İlçede yaklaşık olarak 10 yıl önce çalışmalara başlanılan hayvancılık (OSB) tesisi neredeyse 1000 lüks konutu yapmaya yetecek kadar para harcanmasına rağmen, halen alt yapı çalışması düzeyindedir. Ne yazıktır ki yaklaşık 100 milyon liraya yakın şu anda çöpe atılmış durumdadır.
Bütün alt ve üst yapısı tamamlanmış Ankara-Esenboğa Yolu üzerindeki 100 adet sanayi tesisi yüzde 85’i boş ve atıl durumdadır. Örneğin: Ahi Evran Sitesi ve diğerleri..
Verilen bu örnekler ilçemizde kalkınmanın bir kaynak meselesinden çok bir planlama ve öncelikli sıraya koyma meselesi olduğunu göstermektedir.
Dileğim; seçilen Belediye başkanının yukarıda yazılı konulara gerçekten eğilerek ilçeyi çağdaş ve mutlu insanların yaşadığı bir konuma getirmesidir.
Çubuk’ta hayvancılık ve tarımın diğer konularında alternatif yollara bakmak ve destek olmak gerekir. Bu konuda seracılık, katma değeri yüksek ürünler ile uygun bir yaklaşım olmuştur.

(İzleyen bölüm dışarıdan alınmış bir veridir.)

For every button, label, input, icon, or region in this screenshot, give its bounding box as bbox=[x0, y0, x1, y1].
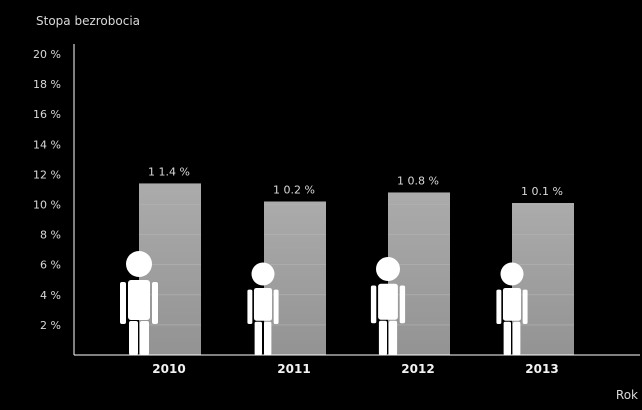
person-icon bbox=[496, 262, 528, 355]
x-tick-label: 2010 bbox=[152, 362, 185, 376]
y-tick-label: 4 % bbox=[40, 289, 61, 302]
y-tick-label: 8 % bbox=[40, 229, 61, 242]
y-tick-label: 20 % bbox=[33, 48, 61, 61]
x-axis-label: Rok bbox=[616, 388, 638, 402]
y-axis-ticks: 2 % 4 % 6 % 8 % 10 % 12 % 14 % 16 % 18 % 20 % bbox=[33, 48, 61, 332]
x-axis-ticks: 2010 2011 2012 2013 bbox=[152, 362, 558, 376]
y-tick-label: 6 % bbox=[40, 259, 61, 272]
data-label: 1 0.1 % bbox=[521, 185, 563, 198]
y-tick-label: 12 % bbox=[33, 168, 61, 181]
bar bbox=[264, 201, 326, 355]
y-axis-label: Stopa bezrobocia bbox=[36, 14, 140, 28]
data-label: 1 1.4 % bbox=[148, 165, 190, 178]
x-tick-label: 2013 bbox=[525, 362, 558, 376]
value-labels: 1 1.4 % 1 0.2 % 1 0.8 % 1 0.1 % bbox=[148, 165, 563, 198]
y-tick-label: 10 % bbox=[33, 199, 61, 212]
y-tick-label: 2 % bbox=[40, 319, 61, 332]
x-tick-label: 2012 bbox=[401, 362, 434, 376]
x-tick-label: 2011 bbox=[277, 362, 310, 376]
y-tick-label: 18 % bbox=[33, 78, 61, 91]
person-icon bbox=[120, 251, 158, 355]
person-icon bbox=[370, 257, 406, 355]
person-icon bbox=[247, 262, 279, 355]
y-tick-label: 14 % bbox=[33, 138, 61, 151]
data-label: 1 0.8 % bbox=[397, 174, 439, 187]
data-label: 1 0.2 % bbox=[273, 183, 315, 196]
person-figures bbox=[120, 251, 528, 355]
y-tick-label: 16 % bbox=[33, 108, 61, 121]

Üniversite kenti olma konusu ise, maalesef beklenen etkiyi yapmaktan uzaktır. Yıldırım Beyazıt Üniversitesi; Etlik’te, Bilkent’te, Altındağ’da, Çankırı Caddesi’nde gelişme göstermektedir. Bu konuda Çubuk İlçesi’nin sadece adı vardır. Tadı her konuda olduğu gibi başkalarınındır.
Çubuk’ta yöneticiler sektör el baz da ilçeye bir hedef tayin etmeli ve bu yolda ağırlıklı çalışmalar yapmalıdır. Örneğin; Bunlar, Turizm, tarihi, sosyal ve kültürel sektörler olabilir.
Hollanda bir tarım ve hayvancılık ülkesi olduğu için toprağın yaklaşık % 70’i bu işe ayrılmıştır. Bunun % 62’si mera, % 32,5’i tarla ve % 5.5’i bahçedir. En önemli tarım ürünleri tahıl, kabuklu sebzeler, şekerpancarı, patates ve ziraat tohumlarıdır.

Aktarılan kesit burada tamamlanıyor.